Amigas Inseparáveis
Por mais irônico que possa parecer, a Santa Inquisição é tanto mais eterna quanto maiores foram os crimes e atrocidades por ela cometidos.
Por mais ignominioso que tenha sido, Hitler há de ficar por muito tempo ainda em nossas lembranças, por ter tido a capacidade de perpetrar o que não permitimos que caia no esquecimento. Há quem considere isso necessário, diante do que tem acontecido no mundo depois dele, como o bombardeamento de cidades e vilas no Oriente Médio, em que centenas de milhares de civis são sistematicamente assassinados.
Os mortos desaparecem e com eles as suas histórias. Que eles não podem contar. Nós é que temos de fazê-lo. Só que as histórias dos vivos, ou dos que podem ser responsabilizados pelas mortes de outros, assumem uma preponderância bem maior. Afinal a história é contada pelos vencedores, não pelos derrotados.

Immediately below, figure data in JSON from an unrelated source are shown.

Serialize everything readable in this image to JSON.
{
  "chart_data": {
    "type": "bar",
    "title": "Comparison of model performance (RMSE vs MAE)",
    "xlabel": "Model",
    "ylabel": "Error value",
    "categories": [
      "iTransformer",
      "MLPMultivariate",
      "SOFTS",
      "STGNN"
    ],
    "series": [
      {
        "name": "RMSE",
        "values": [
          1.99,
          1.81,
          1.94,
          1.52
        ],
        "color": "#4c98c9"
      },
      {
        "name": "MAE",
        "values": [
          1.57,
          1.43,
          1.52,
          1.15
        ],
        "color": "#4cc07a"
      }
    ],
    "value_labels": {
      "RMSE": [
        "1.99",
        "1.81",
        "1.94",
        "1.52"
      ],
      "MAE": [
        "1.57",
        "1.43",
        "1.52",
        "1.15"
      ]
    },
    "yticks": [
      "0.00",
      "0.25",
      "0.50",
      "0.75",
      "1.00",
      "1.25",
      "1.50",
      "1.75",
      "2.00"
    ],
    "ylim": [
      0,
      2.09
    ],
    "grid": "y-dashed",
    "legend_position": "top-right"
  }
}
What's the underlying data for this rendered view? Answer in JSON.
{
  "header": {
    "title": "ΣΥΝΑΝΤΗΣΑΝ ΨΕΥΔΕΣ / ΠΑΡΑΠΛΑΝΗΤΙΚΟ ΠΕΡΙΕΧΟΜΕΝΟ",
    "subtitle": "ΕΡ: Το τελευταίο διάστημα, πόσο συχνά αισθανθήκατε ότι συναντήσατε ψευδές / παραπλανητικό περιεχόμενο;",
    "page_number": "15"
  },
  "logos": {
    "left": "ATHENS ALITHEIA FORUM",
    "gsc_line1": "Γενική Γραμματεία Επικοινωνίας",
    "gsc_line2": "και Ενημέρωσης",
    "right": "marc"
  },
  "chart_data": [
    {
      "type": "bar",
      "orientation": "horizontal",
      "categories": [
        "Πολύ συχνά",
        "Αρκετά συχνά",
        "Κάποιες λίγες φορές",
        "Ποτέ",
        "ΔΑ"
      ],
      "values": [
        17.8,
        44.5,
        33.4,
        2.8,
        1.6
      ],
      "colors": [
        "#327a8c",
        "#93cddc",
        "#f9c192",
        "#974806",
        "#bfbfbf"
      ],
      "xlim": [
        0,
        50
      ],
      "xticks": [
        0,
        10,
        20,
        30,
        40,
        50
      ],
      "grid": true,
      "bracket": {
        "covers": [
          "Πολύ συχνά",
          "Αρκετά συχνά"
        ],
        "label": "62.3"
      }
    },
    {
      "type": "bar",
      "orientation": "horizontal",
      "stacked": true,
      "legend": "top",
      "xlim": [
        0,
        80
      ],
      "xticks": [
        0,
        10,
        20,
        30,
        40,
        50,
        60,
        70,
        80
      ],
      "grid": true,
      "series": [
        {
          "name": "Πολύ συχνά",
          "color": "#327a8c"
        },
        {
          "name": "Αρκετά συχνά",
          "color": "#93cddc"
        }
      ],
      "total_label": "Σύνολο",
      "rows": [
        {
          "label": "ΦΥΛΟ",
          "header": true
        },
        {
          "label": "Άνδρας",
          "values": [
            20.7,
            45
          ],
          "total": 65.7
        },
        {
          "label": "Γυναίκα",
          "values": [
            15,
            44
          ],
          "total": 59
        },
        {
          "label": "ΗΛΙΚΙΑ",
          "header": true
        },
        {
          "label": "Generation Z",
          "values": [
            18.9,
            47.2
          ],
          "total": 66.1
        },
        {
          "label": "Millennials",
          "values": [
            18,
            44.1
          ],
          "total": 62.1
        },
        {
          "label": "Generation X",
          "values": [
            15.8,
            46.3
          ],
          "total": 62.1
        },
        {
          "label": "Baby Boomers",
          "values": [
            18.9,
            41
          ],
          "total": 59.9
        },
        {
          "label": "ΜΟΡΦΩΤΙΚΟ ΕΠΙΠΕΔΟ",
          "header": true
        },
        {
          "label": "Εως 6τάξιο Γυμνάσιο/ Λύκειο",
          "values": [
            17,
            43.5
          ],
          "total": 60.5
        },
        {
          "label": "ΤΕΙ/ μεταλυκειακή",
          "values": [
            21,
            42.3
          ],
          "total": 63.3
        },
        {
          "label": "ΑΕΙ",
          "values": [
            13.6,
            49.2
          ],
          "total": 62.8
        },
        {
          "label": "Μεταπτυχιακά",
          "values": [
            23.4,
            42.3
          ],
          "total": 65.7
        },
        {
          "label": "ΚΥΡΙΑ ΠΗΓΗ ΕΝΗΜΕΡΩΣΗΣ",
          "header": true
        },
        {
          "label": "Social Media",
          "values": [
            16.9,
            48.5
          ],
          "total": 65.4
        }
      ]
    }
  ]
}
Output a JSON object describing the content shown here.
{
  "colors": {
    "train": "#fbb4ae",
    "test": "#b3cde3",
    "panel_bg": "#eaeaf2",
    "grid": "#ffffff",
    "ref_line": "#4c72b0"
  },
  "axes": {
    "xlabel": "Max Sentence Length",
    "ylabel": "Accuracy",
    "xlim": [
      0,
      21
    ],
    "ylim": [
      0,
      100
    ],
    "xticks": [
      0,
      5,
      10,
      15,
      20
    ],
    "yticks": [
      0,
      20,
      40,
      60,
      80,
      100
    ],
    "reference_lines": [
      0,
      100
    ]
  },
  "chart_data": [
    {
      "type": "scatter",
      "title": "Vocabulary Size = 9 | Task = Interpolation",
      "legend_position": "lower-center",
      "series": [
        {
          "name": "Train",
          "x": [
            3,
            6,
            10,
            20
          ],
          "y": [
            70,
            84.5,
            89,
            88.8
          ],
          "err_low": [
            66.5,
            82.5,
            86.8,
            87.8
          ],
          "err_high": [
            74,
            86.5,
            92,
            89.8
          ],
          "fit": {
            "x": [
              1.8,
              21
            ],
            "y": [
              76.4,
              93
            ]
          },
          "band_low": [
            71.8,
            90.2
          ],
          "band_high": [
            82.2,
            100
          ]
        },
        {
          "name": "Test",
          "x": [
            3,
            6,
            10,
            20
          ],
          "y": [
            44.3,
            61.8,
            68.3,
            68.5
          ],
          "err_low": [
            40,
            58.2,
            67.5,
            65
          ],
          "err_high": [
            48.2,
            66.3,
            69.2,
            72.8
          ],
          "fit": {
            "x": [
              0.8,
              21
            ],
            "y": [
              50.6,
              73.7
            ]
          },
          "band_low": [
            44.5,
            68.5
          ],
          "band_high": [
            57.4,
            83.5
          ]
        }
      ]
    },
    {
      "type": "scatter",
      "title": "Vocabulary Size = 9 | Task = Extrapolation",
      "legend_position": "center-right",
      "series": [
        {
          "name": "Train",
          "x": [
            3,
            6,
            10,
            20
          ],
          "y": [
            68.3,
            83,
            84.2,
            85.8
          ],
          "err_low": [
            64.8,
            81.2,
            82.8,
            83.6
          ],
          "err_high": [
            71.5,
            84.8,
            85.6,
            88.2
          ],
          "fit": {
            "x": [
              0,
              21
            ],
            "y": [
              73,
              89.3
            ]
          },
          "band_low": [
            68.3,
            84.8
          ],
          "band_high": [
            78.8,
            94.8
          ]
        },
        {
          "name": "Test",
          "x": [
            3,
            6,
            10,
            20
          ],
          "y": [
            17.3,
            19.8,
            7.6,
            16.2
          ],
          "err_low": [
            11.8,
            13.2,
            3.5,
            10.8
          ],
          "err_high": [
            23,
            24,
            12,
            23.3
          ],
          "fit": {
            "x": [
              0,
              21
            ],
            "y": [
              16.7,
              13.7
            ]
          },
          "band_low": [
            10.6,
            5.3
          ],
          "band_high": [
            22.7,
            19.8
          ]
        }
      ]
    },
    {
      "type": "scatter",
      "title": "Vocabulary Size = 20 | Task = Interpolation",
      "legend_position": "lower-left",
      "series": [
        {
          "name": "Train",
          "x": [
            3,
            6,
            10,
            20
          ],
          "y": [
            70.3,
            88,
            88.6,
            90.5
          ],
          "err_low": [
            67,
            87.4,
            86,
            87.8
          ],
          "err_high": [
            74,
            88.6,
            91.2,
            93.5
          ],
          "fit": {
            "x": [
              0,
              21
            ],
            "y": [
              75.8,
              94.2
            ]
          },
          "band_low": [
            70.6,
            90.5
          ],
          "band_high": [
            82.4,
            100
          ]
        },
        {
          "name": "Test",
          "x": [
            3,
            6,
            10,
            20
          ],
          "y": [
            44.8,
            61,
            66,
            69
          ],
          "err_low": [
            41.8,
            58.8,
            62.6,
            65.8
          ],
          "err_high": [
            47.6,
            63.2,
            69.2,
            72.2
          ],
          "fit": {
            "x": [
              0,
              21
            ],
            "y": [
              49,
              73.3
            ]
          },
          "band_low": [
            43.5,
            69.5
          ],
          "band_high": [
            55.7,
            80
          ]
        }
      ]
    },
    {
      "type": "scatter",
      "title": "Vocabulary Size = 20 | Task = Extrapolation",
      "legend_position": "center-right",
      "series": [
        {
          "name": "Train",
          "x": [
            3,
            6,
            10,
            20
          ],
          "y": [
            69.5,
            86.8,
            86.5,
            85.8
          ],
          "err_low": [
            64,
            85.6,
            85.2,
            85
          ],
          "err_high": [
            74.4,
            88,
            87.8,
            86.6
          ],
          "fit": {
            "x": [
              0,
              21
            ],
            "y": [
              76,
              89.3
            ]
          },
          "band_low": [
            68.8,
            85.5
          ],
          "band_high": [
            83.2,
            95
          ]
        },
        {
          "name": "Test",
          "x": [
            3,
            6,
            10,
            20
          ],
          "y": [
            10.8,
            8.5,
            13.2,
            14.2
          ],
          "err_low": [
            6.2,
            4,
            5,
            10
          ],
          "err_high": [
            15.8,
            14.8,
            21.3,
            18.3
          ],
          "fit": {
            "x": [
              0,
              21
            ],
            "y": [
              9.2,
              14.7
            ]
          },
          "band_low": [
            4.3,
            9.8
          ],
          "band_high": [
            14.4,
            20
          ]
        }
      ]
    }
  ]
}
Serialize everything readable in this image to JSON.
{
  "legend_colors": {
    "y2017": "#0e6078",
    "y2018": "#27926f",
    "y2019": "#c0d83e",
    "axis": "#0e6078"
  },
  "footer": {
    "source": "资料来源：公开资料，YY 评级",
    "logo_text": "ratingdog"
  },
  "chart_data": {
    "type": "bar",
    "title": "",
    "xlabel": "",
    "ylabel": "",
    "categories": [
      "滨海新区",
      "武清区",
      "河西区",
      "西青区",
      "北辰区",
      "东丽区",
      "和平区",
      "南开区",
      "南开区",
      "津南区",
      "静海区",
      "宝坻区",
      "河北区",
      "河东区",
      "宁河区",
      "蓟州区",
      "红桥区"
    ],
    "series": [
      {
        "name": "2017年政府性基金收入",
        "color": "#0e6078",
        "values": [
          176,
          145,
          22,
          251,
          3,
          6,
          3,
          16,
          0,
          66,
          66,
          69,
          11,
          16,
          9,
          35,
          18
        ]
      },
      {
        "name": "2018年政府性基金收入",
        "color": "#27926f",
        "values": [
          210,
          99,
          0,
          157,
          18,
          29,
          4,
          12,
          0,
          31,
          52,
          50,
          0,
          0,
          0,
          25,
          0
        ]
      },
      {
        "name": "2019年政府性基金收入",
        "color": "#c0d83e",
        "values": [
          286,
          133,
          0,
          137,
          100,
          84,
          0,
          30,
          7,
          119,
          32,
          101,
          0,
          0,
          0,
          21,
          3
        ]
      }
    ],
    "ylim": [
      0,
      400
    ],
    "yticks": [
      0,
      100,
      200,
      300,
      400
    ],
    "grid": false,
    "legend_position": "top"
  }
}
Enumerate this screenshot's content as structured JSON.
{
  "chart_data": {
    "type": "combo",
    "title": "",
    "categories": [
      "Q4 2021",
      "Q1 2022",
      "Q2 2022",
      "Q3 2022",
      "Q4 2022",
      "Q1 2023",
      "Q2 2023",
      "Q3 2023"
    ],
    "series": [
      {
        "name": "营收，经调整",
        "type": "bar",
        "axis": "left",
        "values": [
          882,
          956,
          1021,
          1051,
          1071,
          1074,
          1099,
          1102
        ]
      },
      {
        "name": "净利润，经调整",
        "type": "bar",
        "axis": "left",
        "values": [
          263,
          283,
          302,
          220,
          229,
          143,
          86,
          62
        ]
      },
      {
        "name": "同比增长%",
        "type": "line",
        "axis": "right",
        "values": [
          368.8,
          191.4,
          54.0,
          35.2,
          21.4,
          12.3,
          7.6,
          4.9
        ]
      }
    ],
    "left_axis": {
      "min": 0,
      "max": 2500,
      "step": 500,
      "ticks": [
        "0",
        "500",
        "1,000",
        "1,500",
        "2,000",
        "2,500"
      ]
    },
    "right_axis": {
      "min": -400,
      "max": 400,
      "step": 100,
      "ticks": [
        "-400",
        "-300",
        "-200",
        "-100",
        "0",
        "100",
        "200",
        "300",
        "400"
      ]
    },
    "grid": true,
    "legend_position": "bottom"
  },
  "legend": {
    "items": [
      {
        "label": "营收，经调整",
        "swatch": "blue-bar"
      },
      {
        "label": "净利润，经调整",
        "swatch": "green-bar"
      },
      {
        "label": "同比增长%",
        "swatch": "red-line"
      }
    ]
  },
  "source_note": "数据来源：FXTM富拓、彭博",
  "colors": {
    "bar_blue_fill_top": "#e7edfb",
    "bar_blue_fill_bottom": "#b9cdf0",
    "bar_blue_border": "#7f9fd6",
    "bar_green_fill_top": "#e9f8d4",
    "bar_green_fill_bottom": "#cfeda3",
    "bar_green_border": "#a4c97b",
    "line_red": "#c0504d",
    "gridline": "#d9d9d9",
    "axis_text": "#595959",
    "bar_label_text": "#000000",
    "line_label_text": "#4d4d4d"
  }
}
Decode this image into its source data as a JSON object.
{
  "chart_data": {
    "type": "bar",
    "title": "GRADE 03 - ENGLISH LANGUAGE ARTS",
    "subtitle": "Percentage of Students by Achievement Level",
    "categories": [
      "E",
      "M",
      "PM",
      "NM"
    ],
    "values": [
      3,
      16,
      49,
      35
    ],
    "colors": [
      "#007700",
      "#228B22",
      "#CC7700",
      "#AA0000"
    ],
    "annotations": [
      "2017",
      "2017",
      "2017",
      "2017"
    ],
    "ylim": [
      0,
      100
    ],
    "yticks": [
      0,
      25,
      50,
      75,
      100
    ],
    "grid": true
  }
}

Depois da recente ocorrência de três crimes aqui no Brasil, particularmente em São Paulo, que deixaram a sociedade indignada e perplexa, passamos a nos interessar, o que não deixa de ser de certo modo inevitável, pela vida e história, pregressa e atual, de seus executores. Como está vivendo o casal Nardoni, cuja filha foi por eles jogada pela janela? Que assistência psiquiátrica vêm tendo? E Suzane Von Richthofen, a lourinha que planejou com o namorado e o irmão dele o assassinato dos próprios pais a pauladas? Quem ficou com a herança? Como está a aclimatação à vida carcerária da bela Elize, que matou e esquartejou o marido? Quem irá cuidar agora da sua filhinha? Perguntas que entendemos que precisam ser respondidas. Além de uma infinidade de outras que poderíamos sugerir.
A morte não é apenas uma derrota para as vítimas (aliás esse é o ponto de vista dos vivos) cujas vidas foram retiradas sob a forma de assassinato. Incluídos aqui os que pereceram nas guerras entre nações ou guerras civis/insurreições dentro das nações. É também uma derrota para os que permanecem vivos, porque são obrigados, sobretudo nos casos de assassinatos com nenhuma chance de serem justos (se é que um assassinato pode ser justo), a reconhecer a supremacia da morte diante da vida. No sentido de que de quem se foi, pouco ou nada se tem para contar. Em face do que se vai falar do responsável pela partida daquele que se foi.
O que tenho medo de conceber é que a morte nessas circunstâncias, sob a forma de assassinatos individuais/pontuais ou coletivos, nos casos de guerras e revoluções, ao longo do tempo acaba tornando-se justificável. Claro que esses crimes nos deixam indignados, perplexos. Seus autores são julgados e sentenciados. Vão para a cadeia, prisão perpétua ou são condenados à morte. Mas a impressão que tenho é a de que o crime “triunfa”, na medida em que preocupa-nos muito mais a própria ação e o(s) seu(s) executor(es) que os que perderam suas vidas. Quem sabe se não foi mais ou menos por esse caminho que se desenvolveu, pelo menos na parte inicial da narrativa, o notável romance Crime e Castigo, do inesquecível Dostoievsky? “Alimentando a idéia fixa de praticar uma ação significativa, que pudesse convertê-lo em alguém superior em qualidades, capaz de instituir profundas mutações sociais, Raskolnikov projeta, no âmbito de um terrível conflito interior, a morte de uma agiota, executando enfim o crime planejado”. Raskolnikov achou, portanto, plenamente justificável a morte da velhinha avarenta, cuja vida, no seu entendimento, para nada servia. Então toda a trama se desenvolve a partir do criminoso, sua vida intelectual (era um estudante e ministrava aulas de línguas), seus dramas pessoais, etc., ficando a figura da velha agiota num mero segundo plano. Ou assumindo, se tanto, a posição de elemento motivador do enredo.
Desse modo, a partir de crimes como os que aqui focalizamos, me assusta o reconhecimento de que a morte nunca esteve tão intrinsecamente ligada à vida. São definitivamente amigas inseparáveis. Só que com o predomínio assustador da primeira em relação à segunda.